L'activité industrielle est également développée et de nombreuses entreprises sont situées dans la ville même de Taez, notamment l'usine de ciment d'Al Barh et certaines industries alimentaires. Enfin, le gouvernorat recèle des minerais dont les principaux sont le cuivre, le nickel, le cobalt, ainsi que des éléments de platine.
La route monte d’Aden pour atteindre 1 400 mètres d’altitude à Taez. Nous y arrivons dans la soirée au milieu d’embouteillages et d’une cohue qui envahit les trottoirs.
La première urgence est de trouver un hôtel… Le premier visité n’est pas très engageant : chambres non faites, propreté limite, sans compter le bruit engendré par un vaste carrefour. Le second, sans être extraordinaire, est néanmoins acceptable, les chambres sont petites, le mobilier brinquebalant, les prises et fils électriques pas très catholiques – normal ! - les lumières chiches. Nous avons toutefois l’avantage d’être en hauteur et d’avoir des chambres qui ne donnent pas sur l’avenue mais sur l’arrière, donc plus calmes en principe, si l’on excepte les radios des voisins et les haut-parleurs des mosquées.

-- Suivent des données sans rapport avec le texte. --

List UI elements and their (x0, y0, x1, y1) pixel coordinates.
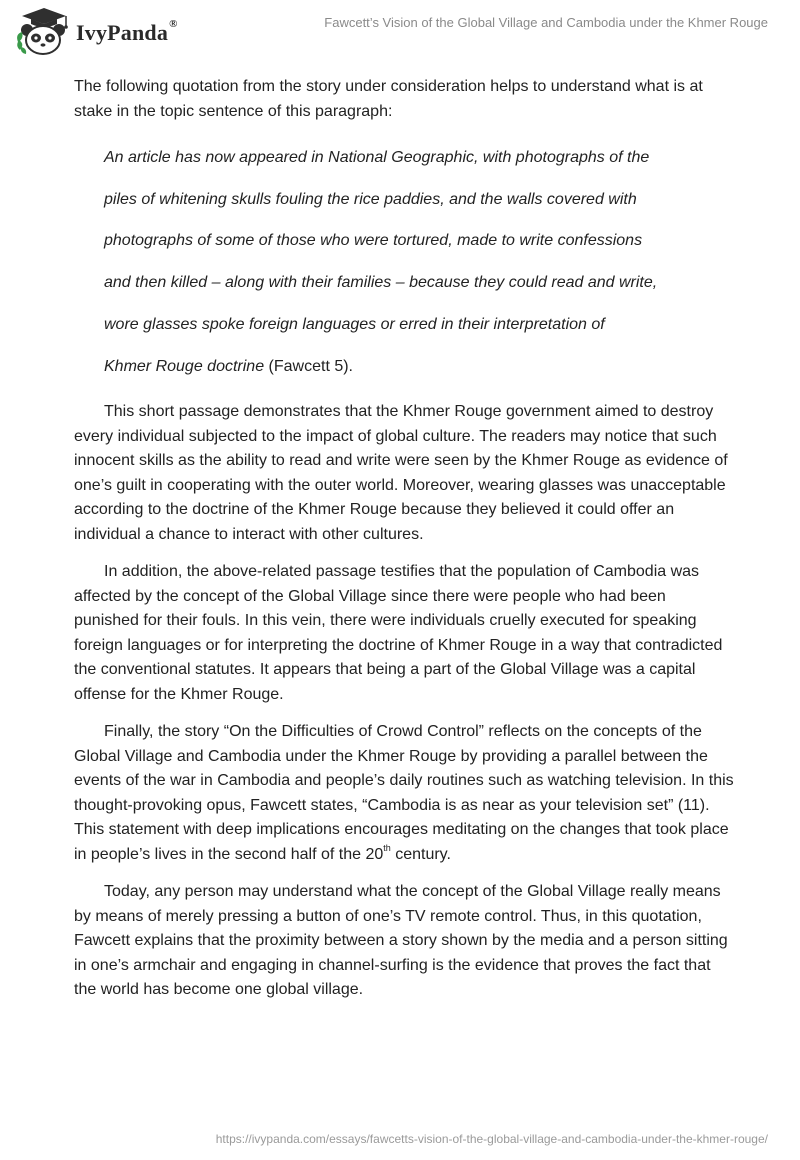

Une magnifique et imposante citadelle, au pied du mont Sabr, est érigée au sommet d’un piton rocheux et domine le centre-ville. Elle est appelée « Al Qahira » de l’ancien nom de la ville, parfois encore « forteresse rouge » ou « Dar Al adab » (maison des lettres). Elle contrôlait autrefois la voie des caravanes commerciales passant de Al Jund à Assawaa en direction de la Mer Rouge.
« Elle est grande et fermée de belles murailles, qu’on dit être un ouvrage des Turcs, avec un bon château sur une montagne qui commande la ville (…). On a pratiqué plusieurs jardins sur le penchant de cette montagne, qui font un fort bel effet à la vue et qui donnent à la ville de grandes commodités » [2].
Un programme important de restauration de la citadelle est en cours.
Sa muraille de 355 mètres de pourtour a été récemment rénovée en mettant en valeur son chemin de ronde, ses citernes, ses portes d’accès en chicane. A l’intérieur : les ruines d’un palais détruit sont en attente de restauration. Une promenade sur les remparts permet d’avoir une vue panoramique et plongeante sur toute l’agglomération de Taez. C’est manifestement un lieu de promenade pour les habitants assez riches pour posséder une automobile et s’intéresser aux vieilles pierres. La nuit, des projecteurs l’illuminent.
[1] Ibn Battûta. « Rihla » (voyage). Vers 1300.
[2] Jean de La Roque. « Voyage de l’Arabie Heureuse par l’Océan Oriental et le Détroit de la Mer Rouge, Fait par les François pour la première fois, dans les années 1708, 1709 & 1710. Avec la relation particulière d’un Voyage Fait du Oort de Moka à la Cour du Roy d’Yémen, dans la seconde Expédition des années 1711, 1712 & 1713 ». 1716.